EMG Studies (M.Sc. Neuroscience)
Dr. Johannes Müllers (start of thesis: immediately)
We want to investigate generalizability of hand gesture recognition with a wearable EMG System. The goal is to train a classifier for various hand gestures, and consider feasibility of ictal hand pose recognition.
User-Centered Redesign of Video-EEG Workflows in the Epilepsy Ward (M.Sc. Computer Science)
Dr. Johannes Müllers (start of thesis: immediately)
This thesis focuses on the redesign of clinical monitoring tools in the epilepsy ward.
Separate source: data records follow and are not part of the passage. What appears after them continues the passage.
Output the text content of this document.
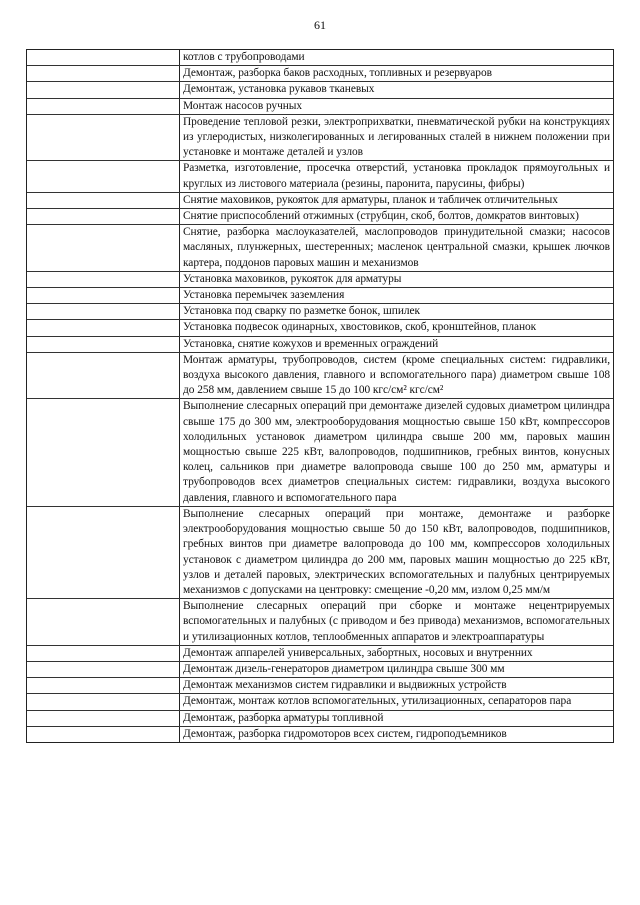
61
котлов с трубопроводами
Демонтаж, разборка баков расходных, топливных и резервуаров
Демонтаж, установка рукавов тканевых
Монтаж насосов ручных
Проведение тепловой резки, электроприхватки, пневматической рубки на конструкциях из углеродистых, низколегированных и легированных сталей в нижнем положении при установке и монтаже деталей и узлов
Разметка, изготовление, просечка отверстий, установка прокладок прямоугольных и круглых из листового материала (резины, паронита, парусины, фибры)
Снятие маховиков, рукояток для арматуры, планок и табличек отличительных
Снятие приспособлений отжимных (струбцин, скоб, болтов, домкратов винтовых)
Снятие, разборка маслоуказателей, маслопроводов принудительной смазки; насосов масляных, плунжерных, шестеренных; масленок центральной смазки, крышек лючков картера, поддонов паровых машин и механизмов
Установка маховиков, рукояток для арматуры
Установка перемычек заземления
Установка под сварку по разметке бонок, шпилек
Установка подвесок одинарных, хвостовиков, скоб, кронштейнов, планок
Установка, снятие кожухов и временных ограждений
Монтаж арматуры, трубопроводов, систем (кроме специальных систем: гидравлики, воздуха высокого давления, главного и вспомогательного пара) диаметром свыше 108 до 258 мм, давлением свыше 15 до 100 кгс/см² кгс/см²
Выполнение слесарных операций при демонтаже дизелей судовых диаметром цилиндра свыше 175 до 300 мм, электрооборудования мощностью свыше 150 кВт, компрессоров холодильных установок диаметром цилиндра свыше 200 мм, паровых машин мощностью свыше 225 кВт, валопроводов, подшипников, гребных винтов, конусных колец, сальников при диаметре валопровода свыше 100 до 250 мм, арматуры и трубопроводов всех диаметров специальных систем: гидравлики, воздуха высокого давления, главного и вспомогательного пара
Выполнение слесарных операций при монтаже, демонтаже и разборке электрооборудования мощностью свыше 50 до 150 кВт, валопроводов, подшипников, гребных винтов при диаметре валопровода до 100 мм, компрессоров холодильных установок с диаметром цилиндра до 200 мм, паровых машин мощностью до 225 кВт, узлов и деталей паровых, электрических вспомогательных и палубных центрируемых механизмов с допусками на центровку: смещение -0,20 мм, излом 0,25 мм/м
Выполнение слесарных операций при сборке и монтаже нецентрируемых вспомогательных и палубных (с приводом и без привода) механизмов, вспомогательных и утилизационных котлов, теплообменных аппаратов и электроаппаратуры
Демонтаж аппарелей универсальных, забортных, носовых и внутренних
Демонтаж дизель-генераторов диаметром цилиндра свыше 300 мм
Демонтаж механизмов систем гидравлики и выдвижных устройств
Демонтаж, монтаж котлов вспомогательных, утилизационных, сепараторов пара
Демонтаж, разборка арматуры топливной
Демонтаж, разборка гидромоторов всех систем, гидроподъемников
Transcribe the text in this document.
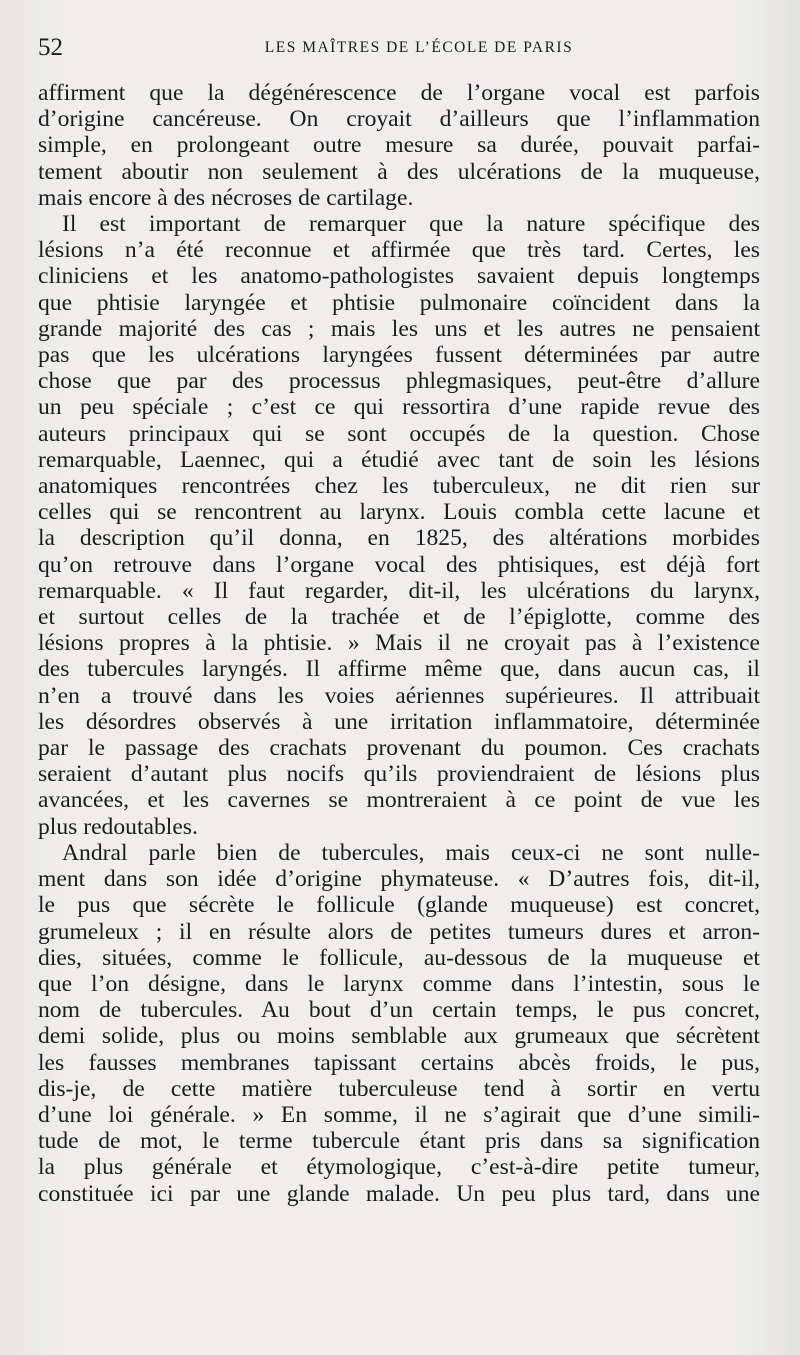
52	LES MAÎTRES DE L’ÉCOLE DE PARIS

affirment que la dégénérescence de l’organe vocal est parfois

d’origine cancéreuse. On croyait d’ailleurs que l’inflammation

simple, en prolongeant outre mesure sa durée, pouvait parfai-

tement aboutir non seulement à des ulcérations de la muqueuse,

mais encore à des nécroses de cartilage.

Il est important de remarquer que la nature spécifique des

lésions n’a été reconnue et affirmée que très tard. Certes, les

cliniciens et les anatomo-pathologistes savaient depuis longtemps

que phtisie laryngée et phtisie pulmonaire coïncident dans la

grande majorité des cas ; mais les uns et les autres ne pensaient

pas que les ulcérations laryngées fussent déterminées par autre

chose que par des processus phlegmasiques, peut-être d’allure

un peu spéciale ; c’est ce qui ressortira d’une rapide revue des

auteurs principaux qui se sont occupés de la question. Chose

remarquable, Laennec, qui a étudié avec tant de soin les lésions

anatomiques rencontrées chez les tuberculeux, ne dit rien sur

celles qui se rencontrent au larynx. Louis combla cette lacune et

la description qu’il donna, en 1825, des altérations morbides

qu’on retrouve dans l’organe vocal des phtisiques, est déjà fort

remarquable. « Il faut regarder, dit-il, les ulcérations du larynx,

et surtout celles de la trachée et de l’épiglotte, comme des

lésions propres à la phtisie. » Mais il ne croyait pas à l’existence

des tubercules laryngés. Il affirme même que, dans aucun cas, il

n’en a trouvé dans les voies aériennes supérieures. Il attribuait

les désordres observés à une irritation inflammatoire, déterminée

par le passage des crachats provenant du poumon. Ces crachats

seraient d’autant plus nocifs qu’ils proviendraient de lésions plus

avancées, et les cavernes se montreraient à ce point de vue les

plus redoutables.

Andral parle bien de tubercules, mais ceux-ci ne sont nulle-

ment dans son idée d’origine phymateuse. « D’autres fois, dit-il,

le pus que sécrète le follicule (glande muqueuse) est concret,

grumeleux ; il en résulte alors de petites tumeurs dures et arron-

dies, situées, comme le follicule, au-dessous de la muqueuse et

que l’on désigne, dans le larynx comme dans l’intestin, sous le

nom de tubercules. Au bout d’un certain temps, le pus concret,

demi solide, plus ou moins semblable aux grumeaux que sécrètent

les fausses membranes tapissant certains abcès froids, le pus,

dis-je, de cette matière tuberculeuse tend à sortir en vertu

d’une loi générale. » En somme, il ne s’agirait que d’une simili-

tude de mot, le terme tubercule étant pris dans sa signification

la plus générale et étymologique, c’est-à-dire petite tumeur,

constituée ici par une glande malade. Un peu plus tard, dans une
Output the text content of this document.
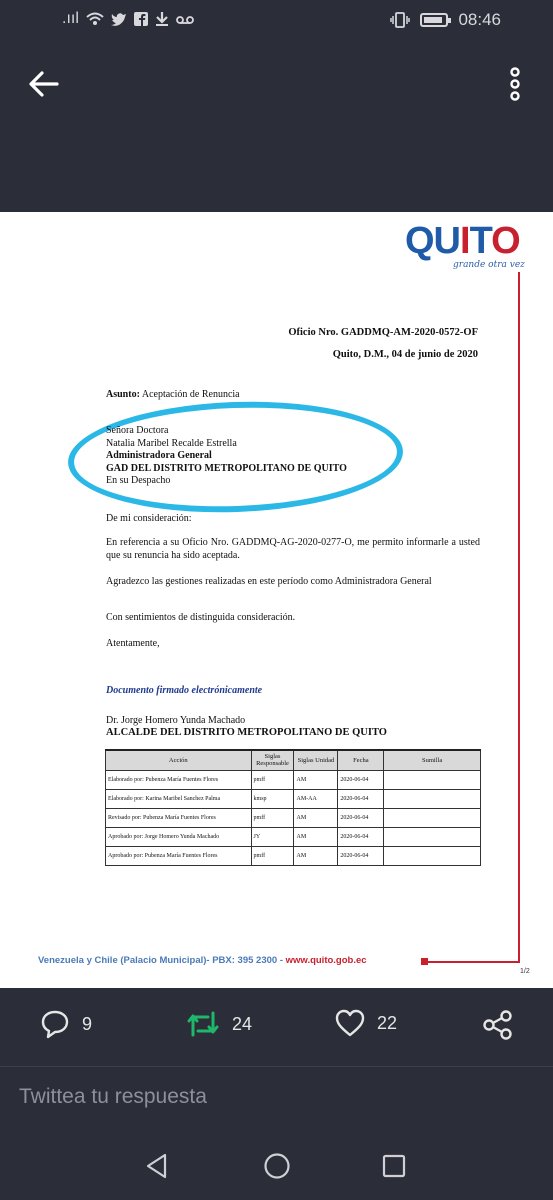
.ııl	08:46
QUITO
grande otra vez
Oficio Nro. GADDMQ-AM-2020-0572-OF
Quito, D.M., 04 de junio de 2020
Asunto: Aceptación de Renuncia
Señora Doctora
Natalia Maribel Recalde Estrella
Administradora General
GAD DEL DISTRITO METROPOLITANO DE QUITO
En su Despacho
De mi consideración:
En referencia a su Oficio Nro. GADDMQ-AG-2020-0277-O, me permito informarle a usted que su renuncia ha sido aceptada.
Agradezco las gestiones realizadas en este período como Administradora General
Con sentimientos de distinguida consideración.
Atentamente,
Documento firmado electrónicamente
Dr. Jorge Homero Yunda Machado
ALCALDE DEL DISTRITO METROPOLITANO DE QUITO
Acción	Siglas Responsable	Siglas Unidad	Fecha	Sumilla
Elaborado por: Pubenza María Fuentes Flores	pmff	AM	2020-06-04	
Elaborado por: Karina Maribel Sanchez Palma	kmsp	AM-AA	2020-06-04	
Revisado por: Pubenza María Fuentes Flores	pmff	AM	2020-06-04	
Aprobado por: Jorge Homero Yunda Machado	JY	AM	2020-06-04	
Aprobado por: Pubenza María Fuentes Flores	pmff	AM	2020-06-04	
Venezuela y Chile (Palacio Municipal)- PBX: 395 2300 - www.quito.gob.ec
1/2
9	24	22
Twittea tu respuesta
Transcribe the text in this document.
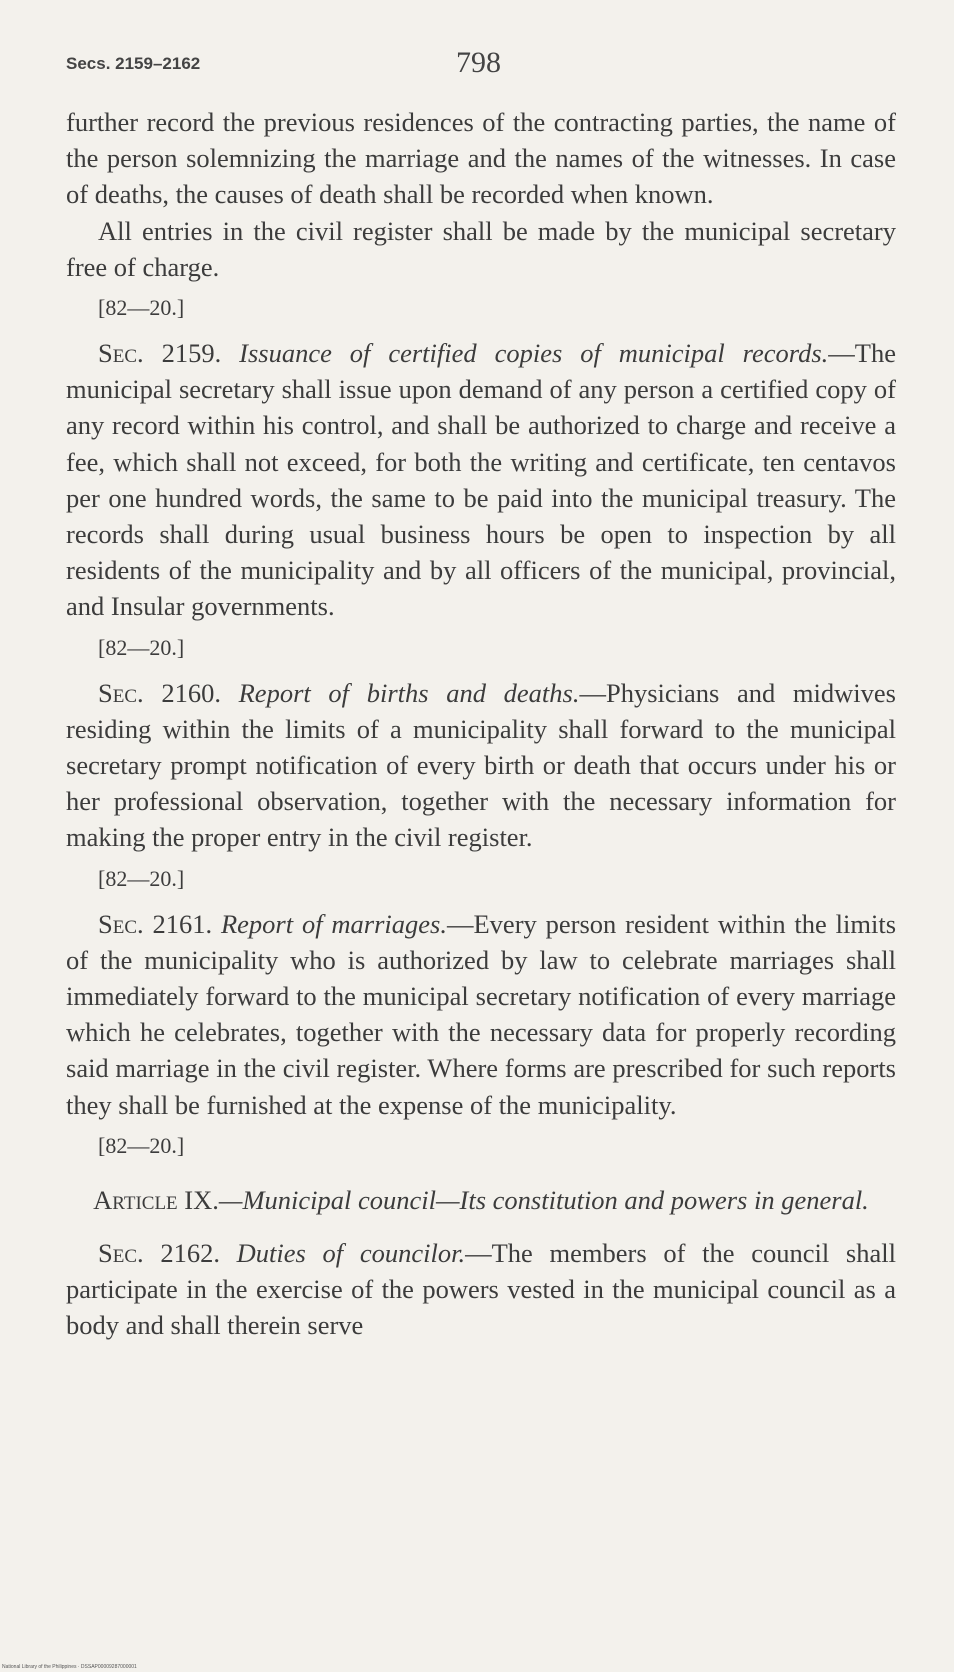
Secs. 2159–2162	798

further record the previous residences of the contracting parties, the name of the person solemnizing the marriage and the names of the witnesses. In case of deaths, the causes of death shall be recorded when known.

All entries in the civil register shall be made by the municipal secretary free of charge.

[82—20.]

Sec. 2159. Issuance of certified copies of municipal records.—The municipal secretary shall issue upon demand of any person a certified copy of any record within his control, and shall be authorized to charge and receive a fee, which shall not exceed, for both the writing and certificate, ten centavos per one hundred words, the same to be paid into the municipal treasury. The records shall during usual business hours be open to inspection by all residents of the municipality and by all officers of the municipal, provincial, and Insular governments.

[82—20.]

Sec. 2160. Report of births and deaths.—Physicians and midwives residing within the limits of a municipality shall forward to the municipal secretary prompt notification of every birth or death that occurs under his or her professional observation, together with the necessary information for making the proper entry in the civil register.

[82—20.]

Sec. 2161. Report of marriages.—Every person resident within the limits of the municipality who is authorized by law to celebrate marriages shall immediately forward to the municipal secretary notification of every marriage which he celebrates, together with the necessary data for properly recording said marriage in the civil register. Where forms are prescribed for such reports they shall be furnished at the expense of the municipality.

[82—20.]

Article IX.—Municipal council—Its constitution and powers in general.

Sec. 2162. Duties of councilor.—The members of the council shall participate in the exercise of the powers vested in the municipal council as a body and shall therein serve

National Library of the Philippines · DSSAP00009287000001
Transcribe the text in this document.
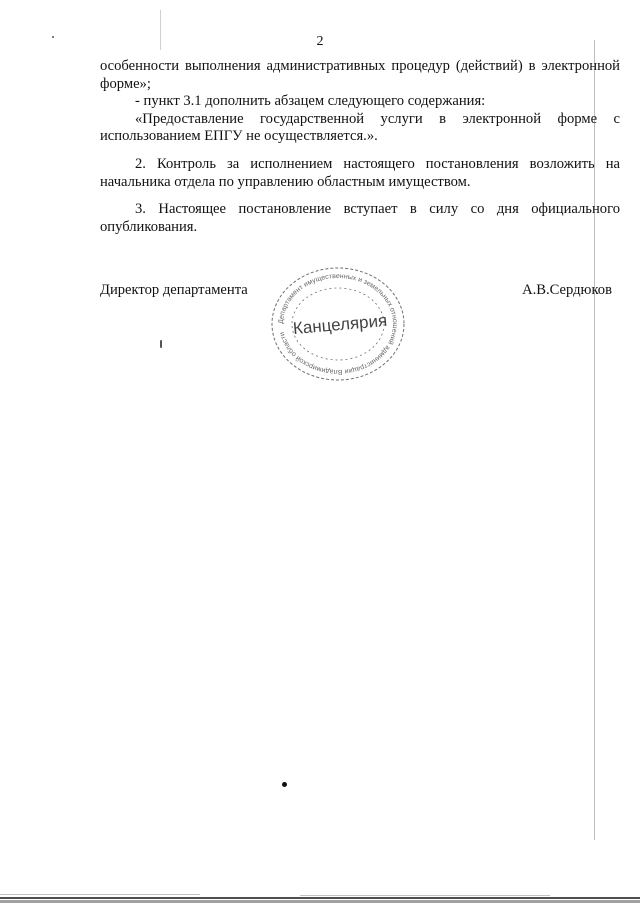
2

особенности выполнения административных процедур (действий) в электронной форме»;

- пункт 3.1 дополнить абзацем следующего содержания:

«Предоставление государственной услуги в электронной форме с использованием ЕПГУ не осуществляется.».

2. Контроль за исполнением настоящего постановления возложить на начальника отдела по управлению областным имуществом.

3. Настоящее постановление вступает в силу со дня официального опубликования.

Директор департамента	А.В.Сердюков
Департамент имущественных и земельных отношений администрации Владимирской области Канцелярия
You will analyze current workflows and evaluate how clinicians interact with today’s proprietary video-EEG system. Building on user studies, the project explores how novel data streams – multi-view video, contactless vital signs, 3D-pose estimation, and action classification – can be integrated into an optimized dashboard concept. A prototype demonstrating key features may be developed. The goal is to provide design guidelines that inform both future clinical interfaces and the clinic’s upcoming vendor transition.